When you look at EMC analysis and prediction you see nearly every possible formulation brought into play depending mostly, I suspect, on the prejudice of the formulation guru. Now that you simply buy an Ajax Storm Door EMI Prediction Program that runs on your PC the situation is even worse because the assumptions used in selecting the algorithms are never stated, and although the same old trash is included, you don’t know which trash.

I don’t mean to say that the formulation is “wrong.” Most of it comes from a text somewhere and ultimately from someone like Kraus who knew exactly what was going on and why but had to get simple answers so that his students could understand his text. So he made carefully described assumptions like you were so far from the source that the waves are plain and have only frequency, amplitude and direction of arrival. If you look at the source you see a point of light. The stars are genuinely in the far field except for one of them – the sun. It is not in the far field. You don’t see a point of light – you see the shape of the source. You’re in the near field. It may be close enough to far field to suit you, but it is near field.

The EMC folks, I hesitate to use the term engineers, settle for having the largest of the near field terms be the same size as the far field terms. This guarantees at least a 6dB difference between the exact solution and the calculated value. Why not just guess based on experience? Why fool around with pseudoscience?

My next favorite stupid machination is using a half-wave dipole to measure the emissions from a distance of 5 meters at say 40MHz. When I drive out of my driveway, I face my neighbor’s house on top of which he has an 11-element two-meter Yagi antenna. It works. He gets about 10dB gain out of the thing because the elements are affecting each other. Each element is close to a half-wavelength long and about a quarter-wavelength from its nearest neighbor. If the whole mass were scaled to 40Mhz, it would be about 15 meters long and every one of the elements would affect the current flowing in every other element. That’s why the darned thing works. If the antenna is an array, not a dipole, you need to be even farther away.

The way we calculate the E-field set up by EMI currents in a culprit circuit is fascinating. First, we figure the current based on Ohm’s law – probably okay if we include the inductance of the wires or clads in the circuit, often the current-limiting factors in circuits above about 30MHz.

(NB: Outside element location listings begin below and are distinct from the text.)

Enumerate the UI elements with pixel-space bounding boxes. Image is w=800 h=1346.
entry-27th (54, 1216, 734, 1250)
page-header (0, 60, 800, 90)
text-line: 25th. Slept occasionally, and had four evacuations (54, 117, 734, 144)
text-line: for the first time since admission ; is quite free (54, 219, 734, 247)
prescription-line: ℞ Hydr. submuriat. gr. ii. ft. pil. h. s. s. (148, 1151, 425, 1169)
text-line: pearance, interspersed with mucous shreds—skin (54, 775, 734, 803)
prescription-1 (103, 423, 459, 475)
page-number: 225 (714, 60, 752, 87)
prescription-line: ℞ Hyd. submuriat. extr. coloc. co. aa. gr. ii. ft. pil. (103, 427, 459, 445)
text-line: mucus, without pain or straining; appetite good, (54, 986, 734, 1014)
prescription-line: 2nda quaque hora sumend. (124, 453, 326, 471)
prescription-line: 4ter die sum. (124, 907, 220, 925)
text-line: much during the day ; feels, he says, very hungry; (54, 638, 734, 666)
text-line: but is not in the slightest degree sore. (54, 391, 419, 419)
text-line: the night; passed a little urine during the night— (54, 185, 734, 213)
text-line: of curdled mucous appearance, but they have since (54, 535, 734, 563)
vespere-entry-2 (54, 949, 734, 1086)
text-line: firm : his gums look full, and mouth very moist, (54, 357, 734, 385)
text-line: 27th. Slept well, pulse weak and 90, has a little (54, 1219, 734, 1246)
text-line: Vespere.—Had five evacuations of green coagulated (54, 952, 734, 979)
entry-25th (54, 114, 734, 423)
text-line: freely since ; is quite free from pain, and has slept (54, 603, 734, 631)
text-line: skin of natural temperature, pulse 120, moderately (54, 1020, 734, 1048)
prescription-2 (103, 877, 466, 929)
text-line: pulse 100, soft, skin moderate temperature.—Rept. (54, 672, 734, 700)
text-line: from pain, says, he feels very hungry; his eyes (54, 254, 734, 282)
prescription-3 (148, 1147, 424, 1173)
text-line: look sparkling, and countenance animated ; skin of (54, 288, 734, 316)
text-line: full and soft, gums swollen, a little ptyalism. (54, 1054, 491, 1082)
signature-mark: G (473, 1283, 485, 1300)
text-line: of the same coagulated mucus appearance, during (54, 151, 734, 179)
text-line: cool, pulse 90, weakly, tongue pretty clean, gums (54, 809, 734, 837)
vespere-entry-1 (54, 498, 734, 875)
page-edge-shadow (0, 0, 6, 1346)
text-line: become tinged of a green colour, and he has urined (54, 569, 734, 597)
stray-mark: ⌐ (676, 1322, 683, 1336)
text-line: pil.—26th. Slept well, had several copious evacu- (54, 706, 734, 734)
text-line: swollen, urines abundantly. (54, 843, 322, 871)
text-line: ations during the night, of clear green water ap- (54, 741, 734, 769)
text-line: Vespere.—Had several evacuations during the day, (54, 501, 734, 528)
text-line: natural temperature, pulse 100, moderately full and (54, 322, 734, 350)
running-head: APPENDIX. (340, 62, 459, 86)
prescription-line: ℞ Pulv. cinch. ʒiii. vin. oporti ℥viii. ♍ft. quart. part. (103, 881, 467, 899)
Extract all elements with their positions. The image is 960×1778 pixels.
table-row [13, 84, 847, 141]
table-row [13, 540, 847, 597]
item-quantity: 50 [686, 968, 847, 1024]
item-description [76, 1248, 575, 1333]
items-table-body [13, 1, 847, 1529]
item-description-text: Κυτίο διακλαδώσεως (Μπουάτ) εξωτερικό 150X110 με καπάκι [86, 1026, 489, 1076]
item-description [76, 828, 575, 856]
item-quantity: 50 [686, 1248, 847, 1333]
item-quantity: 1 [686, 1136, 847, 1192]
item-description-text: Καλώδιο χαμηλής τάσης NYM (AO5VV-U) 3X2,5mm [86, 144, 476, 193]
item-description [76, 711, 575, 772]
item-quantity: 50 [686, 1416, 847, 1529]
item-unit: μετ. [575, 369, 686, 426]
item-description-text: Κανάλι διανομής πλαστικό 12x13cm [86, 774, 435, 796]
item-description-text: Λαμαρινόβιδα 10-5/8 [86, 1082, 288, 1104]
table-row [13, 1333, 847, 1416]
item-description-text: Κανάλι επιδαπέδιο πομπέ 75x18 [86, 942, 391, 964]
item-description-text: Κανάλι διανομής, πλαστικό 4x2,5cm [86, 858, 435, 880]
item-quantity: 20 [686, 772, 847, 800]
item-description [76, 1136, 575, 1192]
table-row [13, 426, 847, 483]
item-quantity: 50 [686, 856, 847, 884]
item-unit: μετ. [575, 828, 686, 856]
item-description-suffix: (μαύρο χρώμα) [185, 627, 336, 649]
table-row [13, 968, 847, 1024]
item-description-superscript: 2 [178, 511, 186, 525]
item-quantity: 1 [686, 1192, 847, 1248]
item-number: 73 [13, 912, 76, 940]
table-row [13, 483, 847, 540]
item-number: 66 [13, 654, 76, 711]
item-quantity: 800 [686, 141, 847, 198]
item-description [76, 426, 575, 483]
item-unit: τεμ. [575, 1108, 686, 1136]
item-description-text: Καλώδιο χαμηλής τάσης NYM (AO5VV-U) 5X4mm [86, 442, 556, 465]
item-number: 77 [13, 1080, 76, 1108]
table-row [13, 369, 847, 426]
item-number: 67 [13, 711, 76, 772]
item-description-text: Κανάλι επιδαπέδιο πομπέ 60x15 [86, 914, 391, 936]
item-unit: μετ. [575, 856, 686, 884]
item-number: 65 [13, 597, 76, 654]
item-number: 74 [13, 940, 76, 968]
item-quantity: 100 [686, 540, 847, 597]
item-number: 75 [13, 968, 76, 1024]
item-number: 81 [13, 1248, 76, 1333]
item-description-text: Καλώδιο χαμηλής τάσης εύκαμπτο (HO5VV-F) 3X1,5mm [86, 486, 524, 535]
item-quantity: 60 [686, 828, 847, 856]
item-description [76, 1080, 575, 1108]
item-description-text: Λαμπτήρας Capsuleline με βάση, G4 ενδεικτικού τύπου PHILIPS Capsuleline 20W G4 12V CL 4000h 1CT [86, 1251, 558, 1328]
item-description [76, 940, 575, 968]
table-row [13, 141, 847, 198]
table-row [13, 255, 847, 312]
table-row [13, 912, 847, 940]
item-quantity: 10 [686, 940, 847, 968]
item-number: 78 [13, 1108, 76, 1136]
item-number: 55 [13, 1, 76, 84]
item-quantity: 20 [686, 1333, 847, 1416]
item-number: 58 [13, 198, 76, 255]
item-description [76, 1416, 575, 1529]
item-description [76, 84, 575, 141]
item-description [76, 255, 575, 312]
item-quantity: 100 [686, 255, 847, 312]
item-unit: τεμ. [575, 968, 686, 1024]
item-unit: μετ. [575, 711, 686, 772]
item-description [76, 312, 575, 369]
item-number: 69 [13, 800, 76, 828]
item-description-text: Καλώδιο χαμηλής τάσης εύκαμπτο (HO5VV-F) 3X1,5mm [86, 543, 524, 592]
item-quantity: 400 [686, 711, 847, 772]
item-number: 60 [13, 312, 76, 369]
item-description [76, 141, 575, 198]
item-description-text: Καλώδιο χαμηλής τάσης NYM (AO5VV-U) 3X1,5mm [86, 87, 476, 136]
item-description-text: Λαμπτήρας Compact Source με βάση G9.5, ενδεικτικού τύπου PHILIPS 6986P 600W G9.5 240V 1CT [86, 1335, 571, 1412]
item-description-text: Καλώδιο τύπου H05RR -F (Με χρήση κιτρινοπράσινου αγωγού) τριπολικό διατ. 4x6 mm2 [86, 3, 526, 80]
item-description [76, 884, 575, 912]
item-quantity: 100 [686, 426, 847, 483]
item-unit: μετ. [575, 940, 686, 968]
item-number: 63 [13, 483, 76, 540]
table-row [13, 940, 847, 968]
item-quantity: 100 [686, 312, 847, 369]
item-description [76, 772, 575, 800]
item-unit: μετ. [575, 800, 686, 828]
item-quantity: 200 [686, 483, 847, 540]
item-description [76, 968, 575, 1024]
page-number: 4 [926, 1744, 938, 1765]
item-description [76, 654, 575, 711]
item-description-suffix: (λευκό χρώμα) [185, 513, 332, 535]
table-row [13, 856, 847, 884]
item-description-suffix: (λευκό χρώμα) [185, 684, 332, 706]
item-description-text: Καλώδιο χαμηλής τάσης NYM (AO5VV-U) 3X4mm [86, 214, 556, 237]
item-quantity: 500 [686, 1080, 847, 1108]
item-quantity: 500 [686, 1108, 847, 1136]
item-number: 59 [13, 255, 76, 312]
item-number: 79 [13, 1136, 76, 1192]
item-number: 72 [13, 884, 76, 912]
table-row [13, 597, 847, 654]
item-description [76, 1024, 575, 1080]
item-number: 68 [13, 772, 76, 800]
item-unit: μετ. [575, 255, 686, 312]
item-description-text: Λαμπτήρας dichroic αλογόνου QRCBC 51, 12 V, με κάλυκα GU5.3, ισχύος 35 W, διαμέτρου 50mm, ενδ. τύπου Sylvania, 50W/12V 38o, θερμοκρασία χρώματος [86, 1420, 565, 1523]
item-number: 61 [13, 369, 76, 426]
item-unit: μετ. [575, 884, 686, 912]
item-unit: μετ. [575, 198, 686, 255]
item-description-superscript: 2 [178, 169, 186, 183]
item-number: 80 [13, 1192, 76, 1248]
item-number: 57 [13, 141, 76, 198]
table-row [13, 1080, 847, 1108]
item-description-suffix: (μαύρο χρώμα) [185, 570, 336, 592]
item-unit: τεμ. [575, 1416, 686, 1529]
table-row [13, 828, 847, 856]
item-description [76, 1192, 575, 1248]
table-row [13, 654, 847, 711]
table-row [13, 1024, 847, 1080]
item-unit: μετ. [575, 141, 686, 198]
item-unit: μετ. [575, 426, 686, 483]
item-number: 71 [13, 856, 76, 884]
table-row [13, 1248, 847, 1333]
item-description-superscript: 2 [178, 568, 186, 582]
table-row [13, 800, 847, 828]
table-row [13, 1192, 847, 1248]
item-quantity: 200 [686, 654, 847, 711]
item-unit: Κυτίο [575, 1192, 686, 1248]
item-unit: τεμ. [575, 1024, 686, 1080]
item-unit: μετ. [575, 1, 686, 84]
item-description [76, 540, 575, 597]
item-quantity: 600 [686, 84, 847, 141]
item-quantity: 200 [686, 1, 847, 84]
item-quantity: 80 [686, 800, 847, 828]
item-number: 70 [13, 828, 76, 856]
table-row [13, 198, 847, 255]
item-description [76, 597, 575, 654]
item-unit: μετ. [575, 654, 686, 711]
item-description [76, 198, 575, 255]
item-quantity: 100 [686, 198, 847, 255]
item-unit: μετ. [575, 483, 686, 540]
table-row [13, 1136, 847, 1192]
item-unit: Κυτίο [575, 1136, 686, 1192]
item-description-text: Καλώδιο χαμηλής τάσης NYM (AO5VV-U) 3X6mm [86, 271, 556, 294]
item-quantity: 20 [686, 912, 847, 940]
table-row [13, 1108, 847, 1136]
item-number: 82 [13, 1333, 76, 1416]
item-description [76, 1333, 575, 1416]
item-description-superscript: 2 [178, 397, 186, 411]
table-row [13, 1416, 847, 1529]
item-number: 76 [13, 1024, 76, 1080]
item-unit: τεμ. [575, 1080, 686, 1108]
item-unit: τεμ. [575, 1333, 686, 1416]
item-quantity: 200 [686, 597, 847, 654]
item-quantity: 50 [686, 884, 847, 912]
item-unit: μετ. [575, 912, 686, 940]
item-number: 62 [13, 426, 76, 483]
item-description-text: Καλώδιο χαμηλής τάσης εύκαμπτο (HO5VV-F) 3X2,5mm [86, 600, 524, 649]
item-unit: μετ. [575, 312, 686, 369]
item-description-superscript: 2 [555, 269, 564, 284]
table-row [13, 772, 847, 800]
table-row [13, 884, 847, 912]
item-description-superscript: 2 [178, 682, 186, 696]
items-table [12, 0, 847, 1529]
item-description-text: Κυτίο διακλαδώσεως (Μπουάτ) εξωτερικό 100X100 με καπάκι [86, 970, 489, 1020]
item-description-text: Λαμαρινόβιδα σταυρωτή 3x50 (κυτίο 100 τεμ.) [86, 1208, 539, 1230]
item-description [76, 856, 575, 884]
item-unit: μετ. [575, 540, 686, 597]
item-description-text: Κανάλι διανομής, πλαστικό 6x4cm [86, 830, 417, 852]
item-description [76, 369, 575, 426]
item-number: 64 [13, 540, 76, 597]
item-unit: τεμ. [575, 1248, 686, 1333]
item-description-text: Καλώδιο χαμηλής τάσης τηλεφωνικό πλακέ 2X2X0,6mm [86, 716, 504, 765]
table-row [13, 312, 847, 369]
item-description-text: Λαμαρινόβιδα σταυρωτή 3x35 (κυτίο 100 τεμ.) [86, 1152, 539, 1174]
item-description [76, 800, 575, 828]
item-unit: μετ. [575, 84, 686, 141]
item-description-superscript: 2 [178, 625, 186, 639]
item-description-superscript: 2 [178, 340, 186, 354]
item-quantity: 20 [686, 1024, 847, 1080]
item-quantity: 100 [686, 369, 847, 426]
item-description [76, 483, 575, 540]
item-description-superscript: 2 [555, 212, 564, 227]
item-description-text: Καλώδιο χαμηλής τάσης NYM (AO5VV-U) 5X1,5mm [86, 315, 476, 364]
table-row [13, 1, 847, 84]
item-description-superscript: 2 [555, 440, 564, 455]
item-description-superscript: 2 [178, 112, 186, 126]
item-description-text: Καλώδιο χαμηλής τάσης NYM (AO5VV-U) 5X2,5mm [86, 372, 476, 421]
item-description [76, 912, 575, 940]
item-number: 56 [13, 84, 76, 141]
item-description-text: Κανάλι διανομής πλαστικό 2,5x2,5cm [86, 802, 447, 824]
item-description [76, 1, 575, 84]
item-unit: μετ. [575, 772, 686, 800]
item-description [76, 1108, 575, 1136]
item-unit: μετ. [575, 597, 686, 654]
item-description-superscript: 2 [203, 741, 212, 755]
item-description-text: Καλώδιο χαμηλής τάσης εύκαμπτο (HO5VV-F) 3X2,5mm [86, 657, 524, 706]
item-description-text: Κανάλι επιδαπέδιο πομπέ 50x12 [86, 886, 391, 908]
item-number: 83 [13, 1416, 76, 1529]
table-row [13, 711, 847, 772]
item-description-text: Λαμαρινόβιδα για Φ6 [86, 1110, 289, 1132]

But then we fly blithely into never-never land. We get out the antenna book and pull out a formula. The problem is that antenna books are written about standing wave structures – dipoles and short circuit loops – because they work best as antennas. By and large the currents in the culprit circuits or on its circuit boards are traveling wave structures, that is the currents are in conductors connecting a generator to a load and are not standing waves. We almost always use the wrong equations. The equations are technically fine but they are the wrong equations for the situation. It’s like trying to explain the behavior of an octopus based on the known responses of a turkey.

Also, we tend to forget the generator impedance when we are calculating EMI noise. I’ve seen people predict thousands of volts per meter based on curves which supposedly predict E-field based on “noise currents.” Their argument goes like this: The open circuit noise voltage is up-dee-dink volts, so if we connect the generator to a circuit with an inductive impedance of a micro ohm, we get up-de-diddle mega amperes of noise current, and the curves say this produces kilovolts of radiated E-field. Bzzzatt – wrong! The noise generator has an internal impedance. If it is one ohm, then the maximum current that can flow in the circuit is, according to Ohm’s law, one ampere even if the external loop is a short circuit. And by the way, who said Murphy is smart enough to go around matching incidental noise generators to their accidental loads?